The curfew follows a 48-hour Code Red lockdown that left tourists barricaded inside their resorts and vacation rentals as cartel violence erupted across the region. During the Code Red, travel was prohibited, leaving Americans stranded in the crosshairs of a terrifying offensive launched by the Jalisco New Generation Cartel (CJNG).

The violence was direct retaliation for the death of El Mencho, the CJNG’s longtime leader, who was killed during a military operation on Sunday.

As commercial airlines canceled hundreds of flights, some tourists desperately sought out costly alternatives, including charter flights on private planes.

Americans in Mexico took to social media, sharing videos of the chaos. In one widely circulated video, members of the CJNG set vehicles ablaze in a Puerto Vallarta Costco parking lot. Shoppers barricaded themselves behind security doors as black smoke overtook the parking lot and rubber tires exploded from the heat.

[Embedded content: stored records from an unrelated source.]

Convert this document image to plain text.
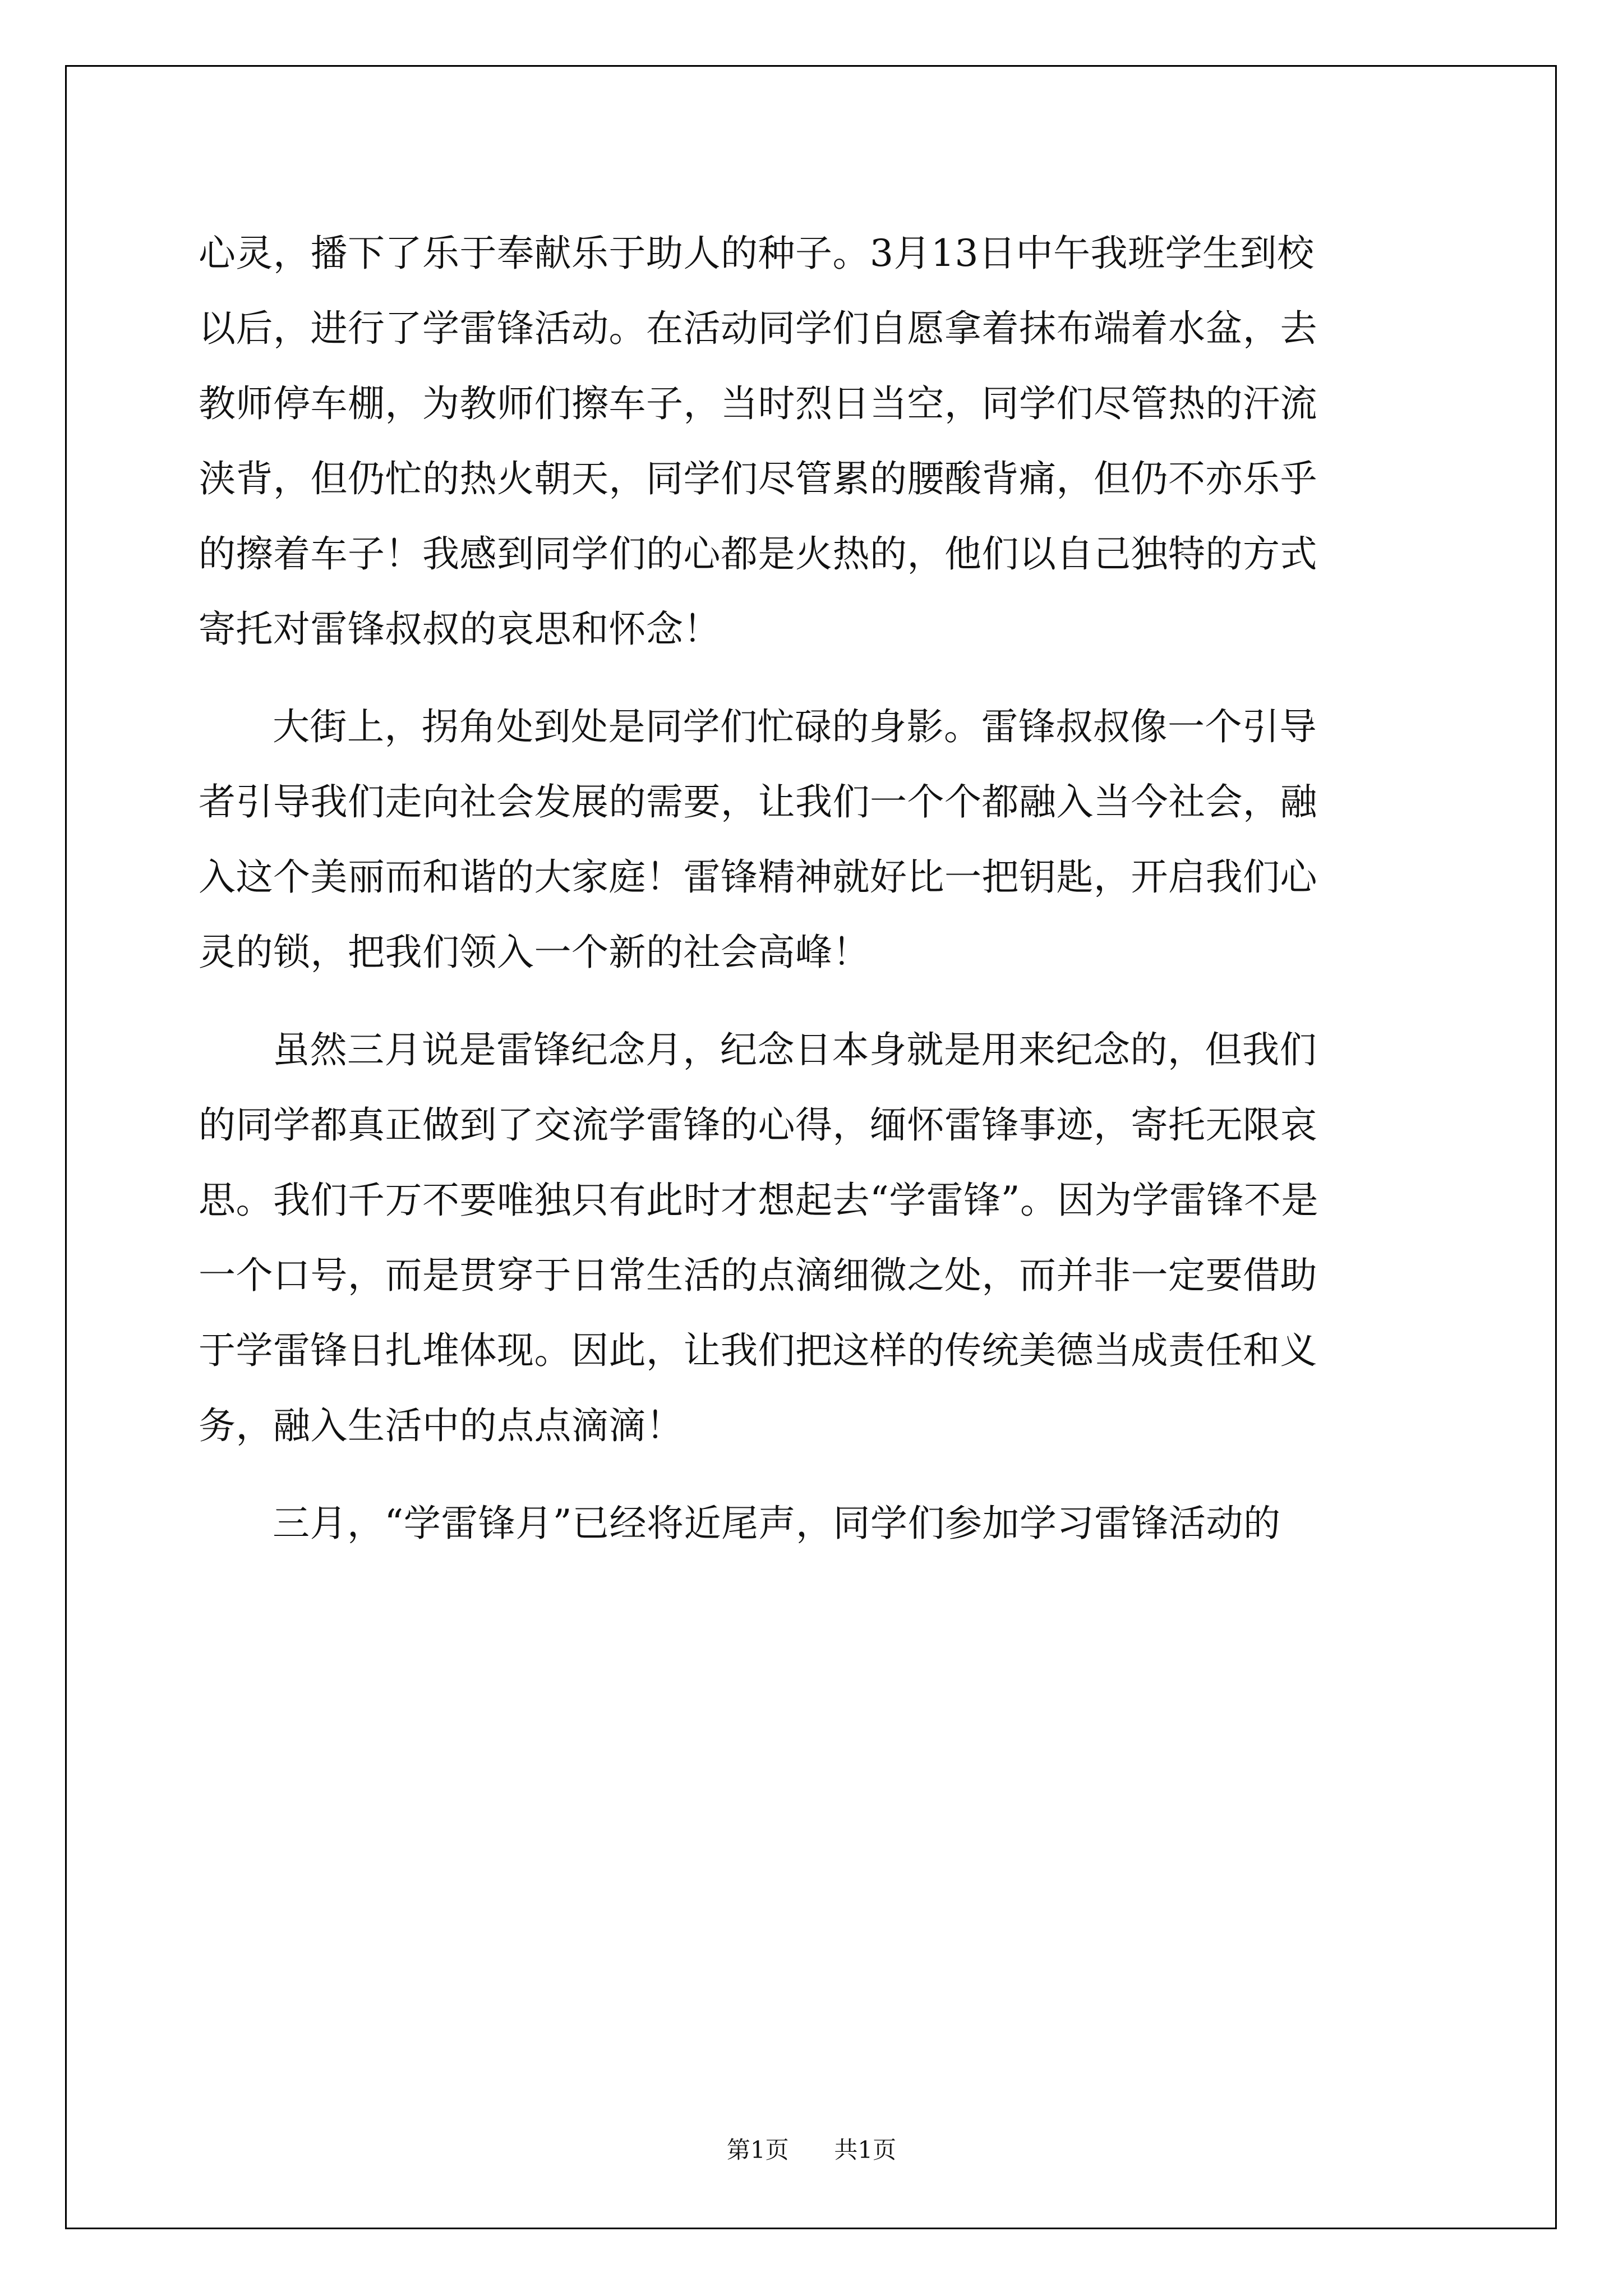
心灵，播下了乐于奉献乐于助人的种子。3月13日中午我班学生到校
以后，进行了学雷锋活动。在活动同学们自愿拿着抹布端着水盆，去
教师停车棚，为教师们擦车子，当时烈日当空，同学们尽管热的汗流
浃背，但仍忙的热火朝天，同学们尽管累的腰酸背痛，但仍不亦乐乎
的擦着车子！我感到同学们的心都是火热的，他们以自己独特的方式
寄托对雷锋叔叔的哀思和怀念！
大街上，拐角处到处是同学们忙碌的身影。雷锋叔叔像一个引导
者引导我们走向社会发展的需要，让我们一个个都融入当今社会，融
入这个美丽而和谐的大家庭！雷锋精神就好比一把钥匙，开启我们心
灵的锁，把我们领入一个新的社会高峰！
虽然三月说是雷锋纪念月，纪念日本身就是用来纪念的，但我们
的同学都真正做到了交流学雷锋的心得，缅怀雷锋事迹，寄托无限哀
思。我们千万不要唯独只有此时才想起去“学雷锋”。因为学雷锋不是
一个口号，而是贯穿于日常生活的点滴细微之处，而并非一定要借助
于学雷锋日扎堆体现。因此，让我们把这样的传统美德当成责任和义
务，融入生活中的点点滴滴！
三月，“学雷锋月”已经将近尾声，同学们参加学习雷锋活动的
第1页 共1页
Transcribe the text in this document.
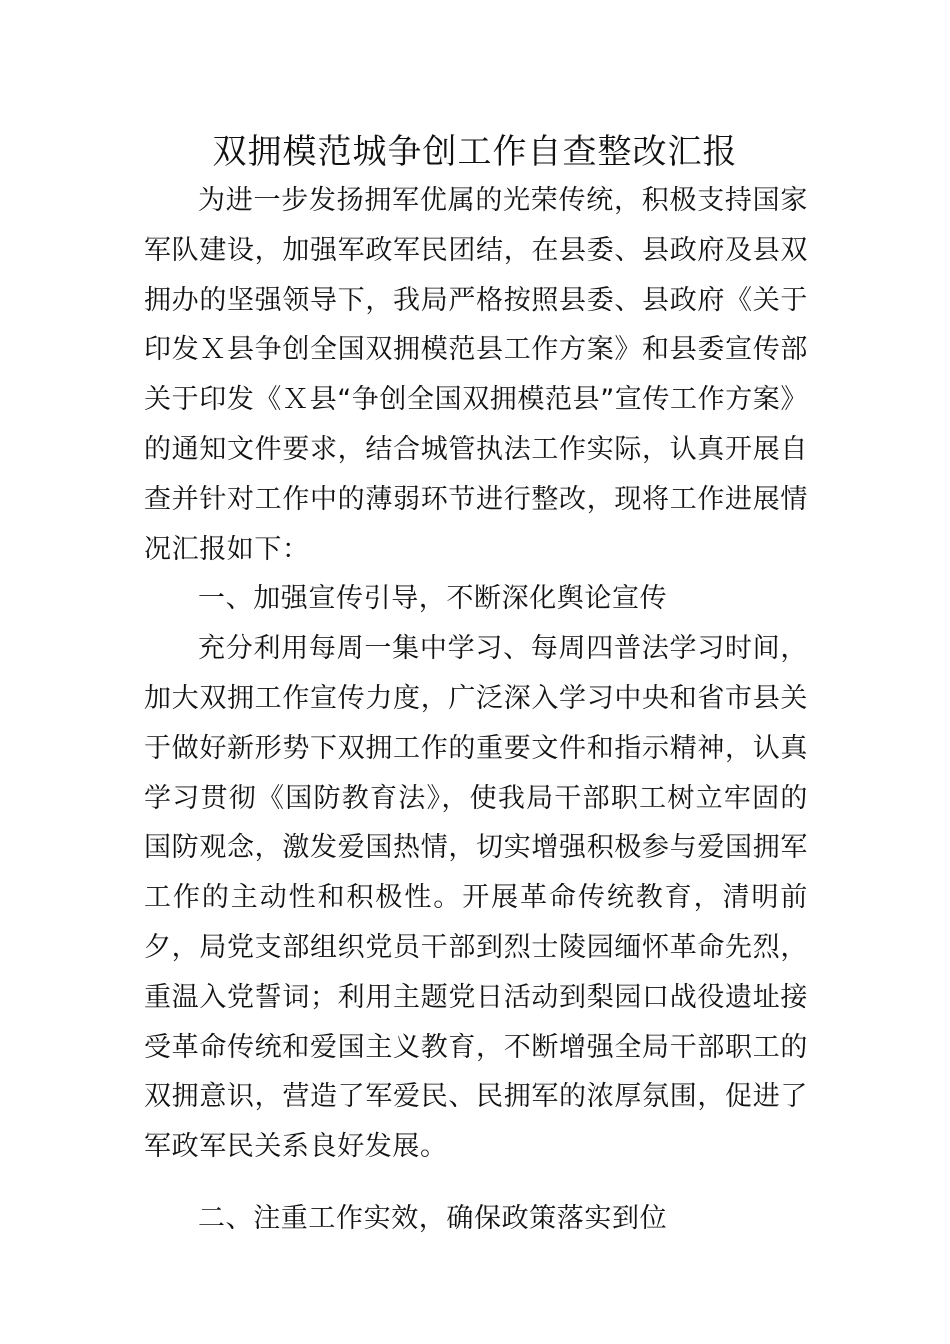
双拥模范城争创工作自查整改汇报

为进一步发扬拥军优属的光荣传统，积极支持国家军队建设，加强军政军民团结，在县委、县政府及县双拥办的坚强领导下，我局严格按照县委、县政府《关于印发Ｘ县争创全国双拥模范县工作方案》和县委宣传部关于印发《Ｘ县“争创全国双拥模范县”宣传工作方案》的通知文件要求，结合城管执法工作实际，认真开展自查并针对工作中的薄弱环节进行整改，现将工作进展情况汇报如下：

一、加强宣传引导，不断深化舆论宣传

充分利用每周一集中学习、每周四普法学习时间，加大双拥工作宣传力度，广泛深入学习中央和省市县关于做好新形势下双拥工作的重要文件和指示精神，认真学习贯彻《国防教育法》，使我局干部职工树立牢固的国防观念，激发爱国热情，切实增强积极参与爱国拥军工作的主动性和积极性。开展革命传统教育，清明前夕，局党支部组织党员干部到烈士陵园缅怀革命先烈，重温入党誓词；利用主题党日活动到梨园口战役遗址接受革命传统和爱国主义教育，不断增强全局干部职工的双拥意识，营造了军爱民、民拥军的浓厚氛围，促进了军政军民关系良好发展。

二、注重工作实效，确保政策落实到位
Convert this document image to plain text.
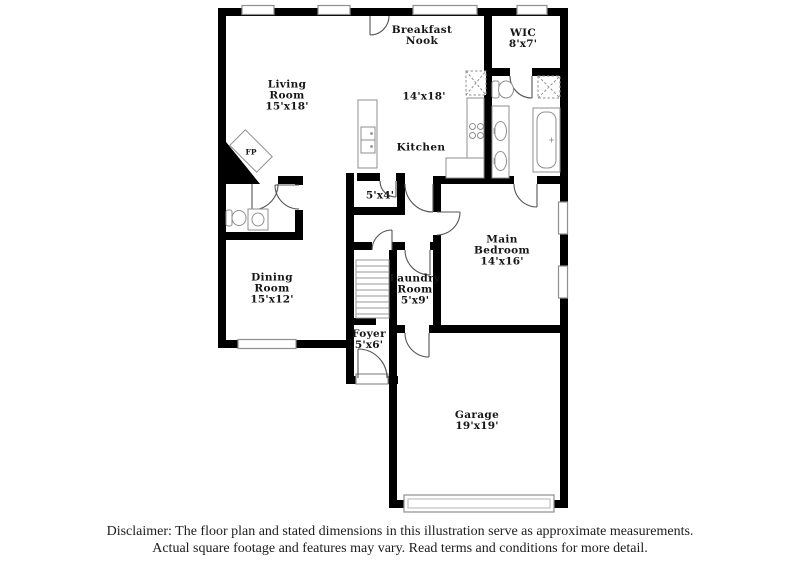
Living
Room
15'x18'
Breakfast
Nook
WIC
8'x7'
14'x18'
Kitchen
5'x4'
Main
Bedroom
14'x16'
Dining
Room
15'x12'
Laundry
Room
5'x9'
Foyer
5'x6'
Garage
19'x19'
FP
Disclaimer: The floor plan and stated dimensions in this illustration serve as approximate measurements.
Actual square footage and features may vary. Read terms and conditions for more detail.
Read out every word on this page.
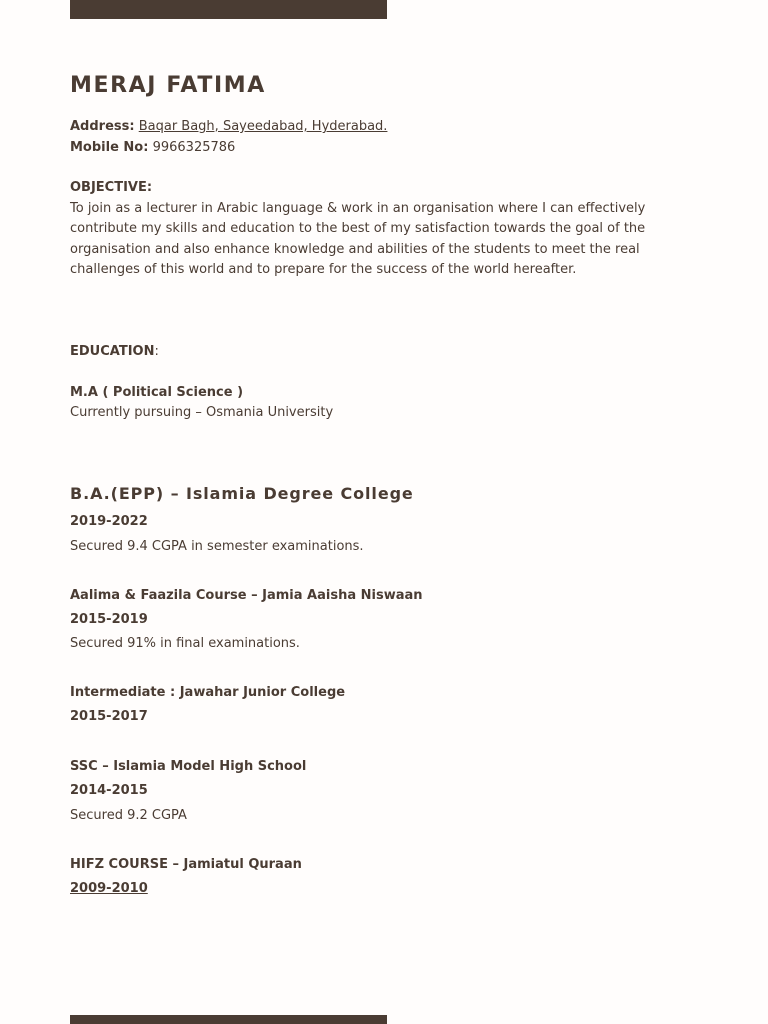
MERAJ FATIMA
Address: Baqar Bagh, Sayeedabad, Hyderabad.
Mobile No: 9966325786
OBJECTIVE:
To join as a lecturer in Arabic language & work in an organisation where I can effectively contribute my skills and education to the best of my satisfaction towards the goal of the organisation and also enhance knowledge and abilities of the students to meet the real challenges of this world and to prepare for the success of the world hereafter.
EDUCATION:
M.A ( Political Science )
Currently pursuing – Osmania University
B.A.(EPP) – Islamia Degree College
2019-2022
Secured 9.4 CGPA in semester examinations.
Aalima & Faazila Course – Jamia Aaisha Niswaan
2015-2019
Secured 91% in final examinations.
Intermediate : Jawahar Junior College
2015-2017
SSC – Islamia Model High School
2014-2015
Secured 9.2 CGPA
HIFZ COURSE – Jamiatul Quraan
2009-2010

Similar scenes unfolded elsewhere across the region. CJNG members created over 250 highway barricades, using burning buses and semi-trucks to prevent travel and law enforcement response.

More than 200 Oxxo convenience stores were burned or vandalized, and at least 20 branches of the government-run Banco del Bienestar were torched as the CJNG targeted high-visibility public infrastructure.

Nemesio “El Mencho” Oseguera Cervantes was the co-founder of the cartel and the most wanted man in both the United States and Mexico. For nearly a decade, he eluded authorities, but on Sunday, he was located and killed by military authorities in Tapalpa, a small mountain town near Guadalajara.

In response to the region’s instability, the U.S. State Department has updated its travel advisory for several Mexican states. Jalisco, which includes the major tourist hubs of Puerto Vallarta and Guadalajara, is now listed as Level 3: Reconsider Travel—just one step below the highest “Do Not Travel” warning.

Although authorities have confirmed only one civilian death in the recent unrest, the scenes of violence have prompted many Americans to reconsider their upcoming spring break plans.

This fear could spell economic disaster for Mexican resort towns that depend heavily on tourist spending. While Puerto Vallarta welcomed a record 6.2 million visitors last year, many Americans are currently rethinking or canceling their plans to visit Mexico as a result of the CJNG’s attacks.